I try to collect myself, tell myself I am meant to stand in this street and this man is meant to pay me. I tell him a version of my name, Kia, and he asks how old I am.

Camila says the number one rule is don’t reveal nothing about yourself.

“As old as you want me to be.”

He doesn’t ask more and I take note of this, how he doesn’t want to know. Camila told me some of them would want to know my age, build up their little-girl fetish, that I could make more money if they knew. These are the men who sprout tears at the height of their pleasure, the ones who got flesh just soft enough to rip open.

“What you want me to call you?” I ask him. This is the first step. Camila says it tells you more than any of the other questions, so you know what you about to do.

The small man’s shoulders drop, his throat stretching. He stumbles a little, coming up with a name. He tells me to call him Davon and I’m a little surprised, mostly because I expected something that reeks of acid and sex, something he’d be ashamed to say anywhere else.

“This your first time?” I ask him, taking his hand like I really got any idea what I’m doing. I glance across the street at Tony’s shadow and I can almost trace the tense in his muscles, forming an outline from his body.

Davon shrugs, says he’s got a car parked a block away, off Thirty-Seventh. I let him lead me, flit my eyes from him to Tony, who ambles in our direction from across the street, making sure everything is visible.
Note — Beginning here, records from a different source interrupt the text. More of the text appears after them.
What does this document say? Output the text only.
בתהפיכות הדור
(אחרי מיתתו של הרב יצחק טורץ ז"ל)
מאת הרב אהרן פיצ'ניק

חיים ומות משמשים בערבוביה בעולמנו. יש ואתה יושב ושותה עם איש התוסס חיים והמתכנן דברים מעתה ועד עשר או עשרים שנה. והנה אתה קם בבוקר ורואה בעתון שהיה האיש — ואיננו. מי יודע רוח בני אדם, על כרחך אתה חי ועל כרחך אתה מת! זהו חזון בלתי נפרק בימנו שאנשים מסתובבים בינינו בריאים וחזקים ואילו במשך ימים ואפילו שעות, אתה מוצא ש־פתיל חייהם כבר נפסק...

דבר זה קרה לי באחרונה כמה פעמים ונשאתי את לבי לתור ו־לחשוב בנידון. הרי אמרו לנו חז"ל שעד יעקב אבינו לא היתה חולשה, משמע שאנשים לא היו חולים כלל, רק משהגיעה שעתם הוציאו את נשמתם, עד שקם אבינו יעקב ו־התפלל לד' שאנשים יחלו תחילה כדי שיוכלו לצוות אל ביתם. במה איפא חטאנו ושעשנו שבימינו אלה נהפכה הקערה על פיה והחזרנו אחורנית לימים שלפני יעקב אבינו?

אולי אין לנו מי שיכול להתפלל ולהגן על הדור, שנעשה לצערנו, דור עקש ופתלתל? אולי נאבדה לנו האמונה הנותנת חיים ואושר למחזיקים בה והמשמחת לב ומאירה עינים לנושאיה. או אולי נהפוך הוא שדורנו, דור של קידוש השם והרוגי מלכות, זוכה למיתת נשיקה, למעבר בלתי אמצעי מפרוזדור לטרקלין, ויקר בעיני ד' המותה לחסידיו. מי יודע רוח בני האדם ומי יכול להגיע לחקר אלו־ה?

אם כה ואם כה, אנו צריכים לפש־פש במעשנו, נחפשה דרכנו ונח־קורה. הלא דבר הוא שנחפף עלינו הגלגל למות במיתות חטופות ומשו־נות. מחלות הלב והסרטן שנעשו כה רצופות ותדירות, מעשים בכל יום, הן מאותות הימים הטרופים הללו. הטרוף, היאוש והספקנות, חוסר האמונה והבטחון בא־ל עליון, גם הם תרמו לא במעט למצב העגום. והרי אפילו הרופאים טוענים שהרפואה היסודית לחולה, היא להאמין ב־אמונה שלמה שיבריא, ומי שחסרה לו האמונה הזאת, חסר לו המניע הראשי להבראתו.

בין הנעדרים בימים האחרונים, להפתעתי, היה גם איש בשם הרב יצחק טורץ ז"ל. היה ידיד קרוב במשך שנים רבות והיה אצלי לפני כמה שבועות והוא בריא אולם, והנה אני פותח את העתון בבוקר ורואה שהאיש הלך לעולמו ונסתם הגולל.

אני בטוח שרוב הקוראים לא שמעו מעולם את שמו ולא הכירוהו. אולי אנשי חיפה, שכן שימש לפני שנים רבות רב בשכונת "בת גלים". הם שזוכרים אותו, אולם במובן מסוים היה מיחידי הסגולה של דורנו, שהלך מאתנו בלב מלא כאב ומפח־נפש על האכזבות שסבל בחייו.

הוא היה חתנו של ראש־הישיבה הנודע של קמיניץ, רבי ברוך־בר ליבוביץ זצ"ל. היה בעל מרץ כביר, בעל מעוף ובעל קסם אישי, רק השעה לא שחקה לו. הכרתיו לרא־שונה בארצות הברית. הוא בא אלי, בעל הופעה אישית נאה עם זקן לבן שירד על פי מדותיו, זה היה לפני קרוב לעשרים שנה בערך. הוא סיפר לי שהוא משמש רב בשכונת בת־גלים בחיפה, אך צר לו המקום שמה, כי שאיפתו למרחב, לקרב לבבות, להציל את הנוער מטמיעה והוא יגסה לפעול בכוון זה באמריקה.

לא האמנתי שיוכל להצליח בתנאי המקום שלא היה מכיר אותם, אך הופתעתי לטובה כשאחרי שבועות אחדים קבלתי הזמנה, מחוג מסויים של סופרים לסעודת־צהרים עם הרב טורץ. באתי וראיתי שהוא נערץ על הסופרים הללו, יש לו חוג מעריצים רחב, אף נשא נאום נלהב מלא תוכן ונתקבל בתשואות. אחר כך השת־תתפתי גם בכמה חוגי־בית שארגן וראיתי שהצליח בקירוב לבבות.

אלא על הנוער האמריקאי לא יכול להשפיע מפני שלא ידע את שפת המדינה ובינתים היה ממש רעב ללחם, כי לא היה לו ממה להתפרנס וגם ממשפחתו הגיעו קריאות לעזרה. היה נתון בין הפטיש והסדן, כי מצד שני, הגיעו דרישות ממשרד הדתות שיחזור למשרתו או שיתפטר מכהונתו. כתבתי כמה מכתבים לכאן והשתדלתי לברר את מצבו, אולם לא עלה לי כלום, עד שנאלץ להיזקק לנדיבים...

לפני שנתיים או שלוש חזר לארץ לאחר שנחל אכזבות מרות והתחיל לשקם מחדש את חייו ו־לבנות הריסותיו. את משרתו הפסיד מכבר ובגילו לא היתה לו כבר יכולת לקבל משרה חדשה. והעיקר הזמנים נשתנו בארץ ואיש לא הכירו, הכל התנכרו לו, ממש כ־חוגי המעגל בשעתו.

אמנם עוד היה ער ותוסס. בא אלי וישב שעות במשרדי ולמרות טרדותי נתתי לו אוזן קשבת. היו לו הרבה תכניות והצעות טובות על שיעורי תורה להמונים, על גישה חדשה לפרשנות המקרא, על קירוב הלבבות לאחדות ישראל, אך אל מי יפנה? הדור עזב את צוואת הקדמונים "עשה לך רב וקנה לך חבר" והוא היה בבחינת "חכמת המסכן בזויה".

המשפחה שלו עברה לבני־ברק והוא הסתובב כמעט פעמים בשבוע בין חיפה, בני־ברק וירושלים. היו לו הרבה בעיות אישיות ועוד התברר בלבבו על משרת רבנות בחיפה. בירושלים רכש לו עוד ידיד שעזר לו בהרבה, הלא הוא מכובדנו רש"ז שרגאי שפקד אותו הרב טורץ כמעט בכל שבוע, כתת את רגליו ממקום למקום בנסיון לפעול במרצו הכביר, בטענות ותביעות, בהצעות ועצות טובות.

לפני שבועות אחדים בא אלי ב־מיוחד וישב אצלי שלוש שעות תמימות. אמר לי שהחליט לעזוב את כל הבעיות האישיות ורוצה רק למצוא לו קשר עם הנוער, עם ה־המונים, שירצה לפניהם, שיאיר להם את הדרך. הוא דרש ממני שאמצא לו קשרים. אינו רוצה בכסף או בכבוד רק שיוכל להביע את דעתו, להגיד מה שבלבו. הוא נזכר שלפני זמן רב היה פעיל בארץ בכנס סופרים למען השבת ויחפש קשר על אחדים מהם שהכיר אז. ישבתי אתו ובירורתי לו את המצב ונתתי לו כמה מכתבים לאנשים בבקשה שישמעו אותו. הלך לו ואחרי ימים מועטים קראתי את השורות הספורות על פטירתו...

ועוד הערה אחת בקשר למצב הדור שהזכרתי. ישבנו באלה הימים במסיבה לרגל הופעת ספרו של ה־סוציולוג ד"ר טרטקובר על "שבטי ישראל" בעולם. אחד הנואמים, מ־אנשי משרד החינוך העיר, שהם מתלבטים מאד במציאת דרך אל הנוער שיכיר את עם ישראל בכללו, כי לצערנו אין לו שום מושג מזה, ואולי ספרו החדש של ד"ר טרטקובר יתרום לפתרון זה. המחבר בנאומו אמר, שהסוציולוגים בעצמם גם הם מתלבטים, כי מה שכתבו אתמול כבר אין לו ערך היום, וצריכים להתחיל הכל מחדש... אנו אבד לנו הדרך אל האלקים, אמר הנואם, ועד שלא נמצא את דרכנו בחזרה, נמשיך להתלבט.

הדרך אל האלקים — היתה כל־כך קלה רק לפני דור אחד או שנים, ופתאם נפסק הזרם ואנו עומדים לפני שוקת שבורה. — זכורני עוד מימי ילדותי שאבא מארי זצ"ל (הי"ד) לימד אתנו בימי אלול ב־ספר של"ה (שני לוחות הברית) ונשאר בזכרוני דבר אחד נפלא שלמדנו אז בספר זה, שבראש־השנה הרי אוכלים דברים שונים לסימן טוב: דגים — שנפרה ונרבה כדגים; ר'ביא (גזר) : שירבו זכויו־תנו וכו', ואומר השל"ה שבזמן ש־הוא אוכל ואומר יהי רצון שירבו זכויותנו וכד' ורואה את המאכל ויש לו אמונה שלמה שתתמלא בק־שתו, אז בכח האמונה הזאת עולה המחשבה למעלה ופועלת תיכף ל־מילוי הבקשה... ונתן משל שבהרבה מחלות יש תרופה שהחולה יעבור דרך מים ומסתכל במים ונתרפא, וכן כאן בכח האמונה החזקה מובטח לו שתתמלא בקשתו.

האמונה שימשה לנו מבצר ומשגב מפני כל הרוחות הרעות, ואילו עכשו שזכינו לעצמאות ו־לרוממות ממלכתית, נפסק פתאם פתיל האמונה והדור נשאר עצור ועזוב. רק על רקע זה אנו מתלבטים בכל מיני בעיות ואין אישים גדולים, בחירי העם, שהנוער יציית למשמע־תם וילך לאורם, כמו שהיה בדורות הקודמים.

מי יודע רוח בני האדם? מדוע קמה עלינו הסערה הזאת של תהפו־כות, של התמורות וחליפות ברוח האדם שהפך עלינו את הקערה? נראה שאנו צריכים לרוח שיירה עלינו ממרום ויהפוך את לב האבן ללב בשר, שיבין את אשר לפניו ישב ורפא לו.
I don’t know much about cars, but I know that Davon’s is old and crumbling, probably has an engine that groans. He opens the back door for me and I crawl in. I’m hit again with this scent of oil, but now it’s mixed with a sweetness, like vanilla has found its way into his car and made love to the machinery. He climbs in after me and we are sitting beside each other, two strangers waiting.

My chest starts to feel tight in the silence, so I speak. “Tell me what you want.”

He hesitates, does not breathe a word, and takes my hand.

We continue to sit, only our hands intertwined, and I think I must have mistaken his loneliness for hunger. My panic is mounting and I’m not sure if I made a mistake, if I could exit this car and run back to Tony even if I wanted to. Before I have a chance to do anything, Davon’s other hand creeps over to my waist and he pulls me closer to him, close enough that now I can smell the vanilla traced in his skin. I lean forward and kiss him almost like it means something. But he begins to move his hands quick, ripping and tearing at me. Skin to skin to the inside of skin and the slowness dissolves into the creaking of the car. I can feel the ripped leather of the seats on my back and his sweat, dripping.